An appeals court Friday overturned a temporary injunction that has blocked a new law requiring women to wait 24 hours before having abortions in Florida.
As a result, the law went into effect immediately after the ruling.
A three-judge panel of the 1st District Court of Appeal said a Leon County circuit judge failed to show the need for the injunction, issued last summer after the Legislature and Gov.

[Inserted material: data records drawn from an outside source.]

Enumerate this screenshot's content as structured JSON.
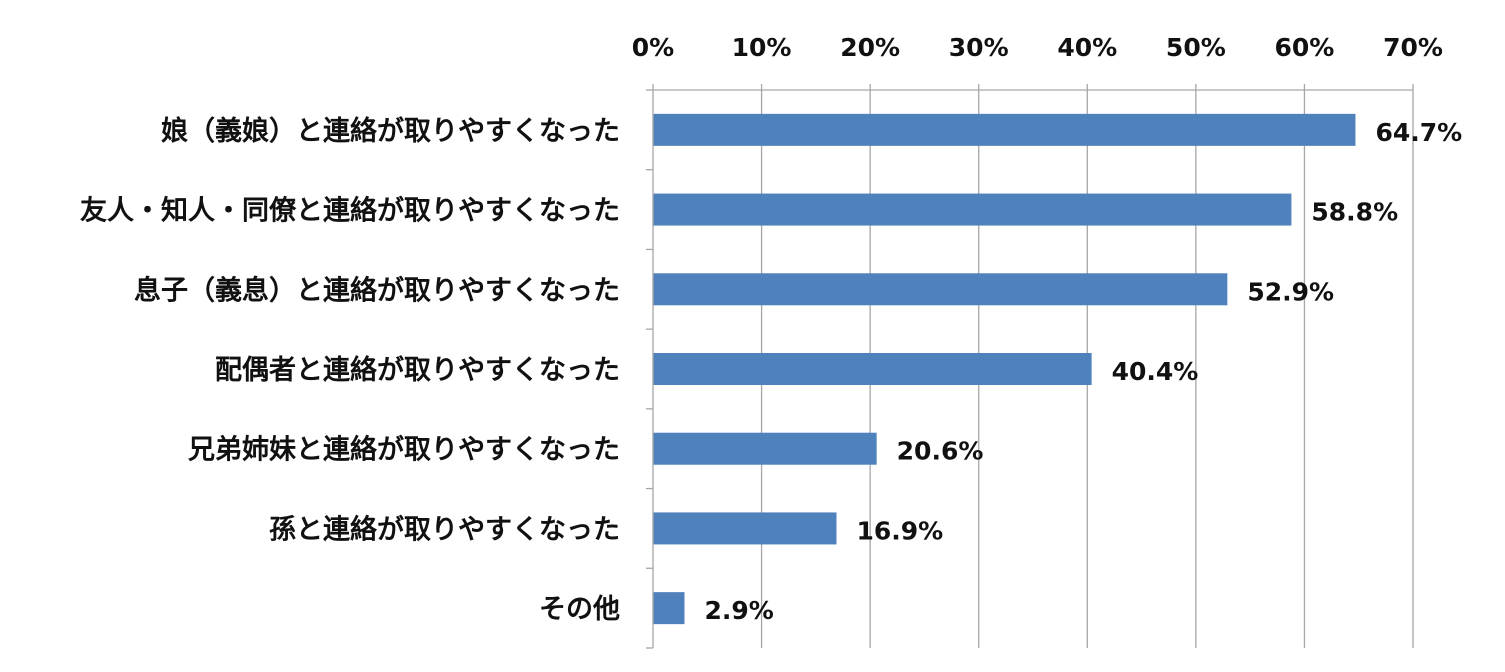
{
  "chart_data": {
    "type": "bar",
    "orientation": "horizontal",
    "title": "",
    "xlabel": "",
    "ylabel": "",
    "xlim": [
      0,
      70
    ],
    "x_ticks": [
      "0%",
      "10%",
      "20%",
      "30%",
      "40%",
      "50%",
      "60%",
      "70%"
    ],
    "x_axis_position": "top",
    "grid": true,
    "legend": "none",
    "categories": [
      "娘（義娘）と連絡が取りやすくなった",
      "友人・知人・同僚と連絡が取りやすくなった",
      "息子（義息）と連絡が取りやすくなった",
      "配偶者と連絡が取りやすくなった",
      "兄弟姉妹と連絡が取りやすくなった",
      "孫と連絡が取りやすくなった",
      "その他"
    ],
    "values": [
      64.7,
      58.8,
      52.9,
      40.4,
      20.6,
      16.9,
      2.9
    ],
    "data_labels": [
      "64.7%",
      "58.8%",
      "52.9%",
      "40.4%",
      "20.6%",
      "16.9%",
      "2.9%"
    ],
    "colors": {
      "bar": "#4f81bd",
      "grid": "#a6a6a6",
      "axis": "#a6a6a6"
    }
  }
}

Rick Scott approved the law.
"The (circuit) court failed to make any findings regarding the state's compelling interests in support of this statute, which the state has argued include compelling interests in providing women a short time to reflect privately after receiving required relevant information, in maintaining the integrity of the medical profession by making that post-informed reflective time free from influence by a physician or clinic personnel, in protecting the unique potentiality of human life, in protecting the organic law of Florida from interpretations and impacts never contemplated or approved by Floridians or their elected representatives, and in protecting the viability of a duly-enacted state law," the ruling said.
Supporters of the law have argued the waiting period would give women more time to reflect on whether to have abortions.
"We are pleased the court agrees with us and has allowed this important law to go into effect," said Kylie Mason, press secretary to Attorney General Pam Bondi, whose office argued the state's case.
But the Center for Reproductive Rights and the American Civil Liberties Union — which sought the injunction on behalf of Gainesville Woman Care LLC and Medical Students for Choice — said they would seek to get the temporary injunction reinstated to block the law from taking effect while litigation proceeds.
The groups said the law would impose hardships on women seeking abortions because it would force them to miss work, lose wages and pay for additional child care and travel.
"When a woman has made the decision to end a pregnancy, she needs compassionate care — not insulting and potentially dangerous delays mandated by politicians who presume to know better," Autumn Katz of the Center for Reproductive Rights said in a statement. "We vow to fight this law until the courts permanently strike it down, ensuring that Florida women are able to get the health care they need."
Opponents of the law also maintain it is unconstitutional, in part because it would be an intrusion into private medical decisions.
In arguing the case before the appeals court, American Civil Liberties Union attorney Julia Kaye cited a landmark 1989 Florida Supreme Court case known as "In re TW," which abortion-rights advocates say protects the right to privacy and provides a powerful legal shield for women seeking abortions.
But Rep. Jennifer Sullivan (R-Mount Dora) who sponsored the waiting-period bill during last year's legislative session, said she was confident it would pass constitutional muster.
"I've done a lot of research on it, and I've looked at a lot of other states," she said. "Florida's constitution has a strict privacy clause, and that's why I worked with subject-matter experts and lawyers. … I do believe this is constitutional, and at the end of the lawsuit will be ruled that way."
The ruling by judges Susan Kelsey, Brad Thomas and William F. Stone suggested the appeals-court panel shared Sullivan's view.
"The trial court did not address the state's arguments, such as whether, in passing the privacy amendment in 1980, voters intended to deprive Florida and its citizens of the benefits of advances in medical knowledge and evolutions in federal law recognizing increasingly compelling state interests arising from, among other factors, the potentiality of life uniquely represented by the human fetus," the ruling said.
Tallahassee attorney Rick Johnson, local co-counsel for the Center for Reproductive Rights and the ACLU, said the ruling was unusual for putting the law into effect immediately, rather than granting a 15-day interim period.
He also said it was unusually biased.
"It was startling to see how political and how ideological that was," Johnson said. "It was a ruling that had some legal content, but … I think that they could have reached the result that the trial judge had incorrectly entered a stay and they could have given legal reasons for doing that. But they used the opinion as an opportunity to make a political statement and a religious statement against abortion."
Sullivan disagreed, saying the plaintiffs did not make their case.
"And so because they've lost, if they choose to make the statement that they think it's for political reasons, I think that's a political statement on their part. I think that they didn't have the evidence," she said.